Are you sure the transformer was connected the right way around - if
you connected the secondary (12 volt) side to the 120 volt outlet,
that may be the reason the breaker blew.

What you really need is a 12 volt transformer rated at 10 amps or more
(if one of the other poster's numbers are correct).

Anything simple that you add in series with the light will dissipate
power and get hot. If the lamp really wants 9 amps, and you try to
reduce the current to 3 amps, the lamp will be very dim.

--
Peter Bennett, VE7CEI
peterbb4 (at) interchange.ubc.ca
new newsgroup users info : http://vancouver-webpages.com/nnq
GPS and NMEA info: http://vancouver-webpages.com/peter
Vancouver Power Squadron: http://vancouver.powersquadron.ca
 
D

Dan O'Connor

Jan 1, 1970
0
I think I wired it correctly, I wired the two yellow wires to the outlet,
and the two black wires on the other side to the light. However,, I was
only using a two pronged plug, and I didn't connect the third wire on the
yellow wire side (which had 2 yellow wires and one black wire) to anything.
Could that be my problem?
 
K

Ken Moffett

Jan 1, 1970
0
Dan said:
I think I wired it correctly, I wired the two yellow wires to the outlet,
and the two black wires on the other side to the light. However,, I was
only using a two pronged plug, and I didn't connect the third wire on the
yellow wire side (which had 2 yellow wires and one black wire) to anything.
Could that be my problem?

If my years of experience serve me correctly, you got it backwards. I
can see why the circuit breaker tripped. "Normally" the black wires are
the primary (115v) and the yellow wires are the secondary (12v). The
yellow/black wire is a center-tap on the secondary. If you have an
ohmmeter, measure the resistance of the two windings to verify this. The
higher resistance winding will be the primary and should be connected to
the house power. The low resistance winding is the secondary and should
be wired to the lamp. If you connect the lamp across the two yellows,
you will get about 12v and overload the transformer. The transformer can
only supply 3A but your load is trying to draw 9A. If you connect your
lamp between one yellow and the yellow/black, you will get about 6v to
the lamp. The lamp will be pretty dim, and you're still overloading the
transformer. Now the load only tries to draw 4.5A, but the transformer
is still only able to supply 3A safety.

Per another poster...Get different (bigger) transformer.

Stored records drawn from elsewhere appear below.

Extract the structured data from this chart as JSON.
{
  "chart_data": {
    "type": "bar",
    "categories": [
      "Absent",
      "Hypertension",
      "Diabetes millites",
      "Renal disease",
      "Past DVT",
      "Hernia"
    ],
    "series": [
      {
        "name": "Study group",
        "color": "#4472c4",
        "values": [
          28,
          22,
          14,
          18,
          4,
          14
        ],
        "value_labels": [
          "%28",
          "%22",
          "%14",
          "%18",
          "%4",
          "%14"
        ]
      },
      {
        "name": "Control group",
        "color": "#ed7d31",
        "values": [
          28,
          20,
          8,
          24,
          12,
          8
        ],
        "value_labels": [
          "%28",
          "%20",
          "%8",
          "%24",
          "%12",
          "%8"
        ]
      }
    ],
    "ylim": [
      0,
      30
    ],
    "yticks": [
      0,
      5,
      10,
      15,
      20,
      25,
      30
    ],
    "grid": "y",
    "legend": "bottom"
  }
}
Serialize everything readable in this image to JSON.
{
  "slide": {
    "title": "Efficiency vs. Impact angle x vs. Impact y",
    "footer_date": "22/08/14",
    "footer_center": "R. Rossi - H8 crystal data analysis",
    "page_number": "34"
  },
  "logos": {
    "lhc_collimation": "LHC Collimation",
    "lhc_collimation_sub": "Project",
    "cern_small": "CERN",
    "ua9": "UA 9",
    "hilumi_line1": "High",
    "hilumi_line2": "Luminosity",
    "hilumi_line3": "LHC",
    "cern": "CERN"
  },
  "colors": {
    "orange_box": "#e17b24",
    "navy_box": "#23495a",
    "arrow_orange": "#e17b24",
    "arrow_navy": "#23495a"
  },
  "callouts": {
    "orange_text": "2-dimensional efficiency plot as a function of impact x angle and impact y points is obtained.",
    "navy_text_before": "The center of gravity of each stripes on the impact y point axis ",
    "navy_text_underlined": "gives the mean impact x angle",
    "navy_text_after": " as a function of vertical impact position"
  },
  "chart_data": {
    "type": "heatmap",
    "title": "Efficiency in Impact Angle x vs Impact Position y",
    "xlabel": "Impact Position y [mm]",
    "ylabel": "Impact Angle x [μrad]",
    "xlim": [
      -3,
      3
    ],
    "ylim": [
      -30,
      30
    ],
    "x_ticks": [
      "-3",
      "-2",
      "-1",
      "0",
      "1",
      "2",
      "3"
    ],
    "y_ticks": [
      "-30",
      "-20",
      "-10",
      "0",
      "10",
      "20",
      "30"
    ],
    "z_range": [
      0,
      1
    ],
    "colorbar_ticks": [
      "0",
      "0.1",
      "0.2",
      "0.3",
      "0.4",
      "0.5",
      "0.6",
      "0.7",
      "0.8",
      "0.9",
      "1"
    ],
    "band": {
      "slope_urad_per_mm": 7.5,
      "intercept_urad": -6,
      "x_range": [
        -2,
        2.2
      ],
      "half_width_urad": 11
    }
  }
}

With that...I have successfully used lamp dimmers (available at hardware
stores) in series with transformer primaries to control the
secondaries' output voltages for low-voltage lamps, heaters, and
hot-wire foam cutters.

Hot---dimmer---primary---neutral
 
F

Fred Bloggs

Jan 1, 1970
0
Dan said:
I think I wired it correctly, I wired the two yellow wires to the outlet,
and the two black wires on the other side to the light. However,, I was
only using a two pronged plug, and I didn't connect the third wire on the
yellow wire side (which had 2 yellow wires and one black wire) to anything.
Could that be my problem?

Sounds like you connected a center tapped step-down secondary to the
line - and this IS a problem. Your thread belongs on
sci.electronics.basics and not here, and I don't know what degree of
mental vacancy plays around with electrical equipment at line voltages
when you clearly lack even the slightest clue as to what you're doing.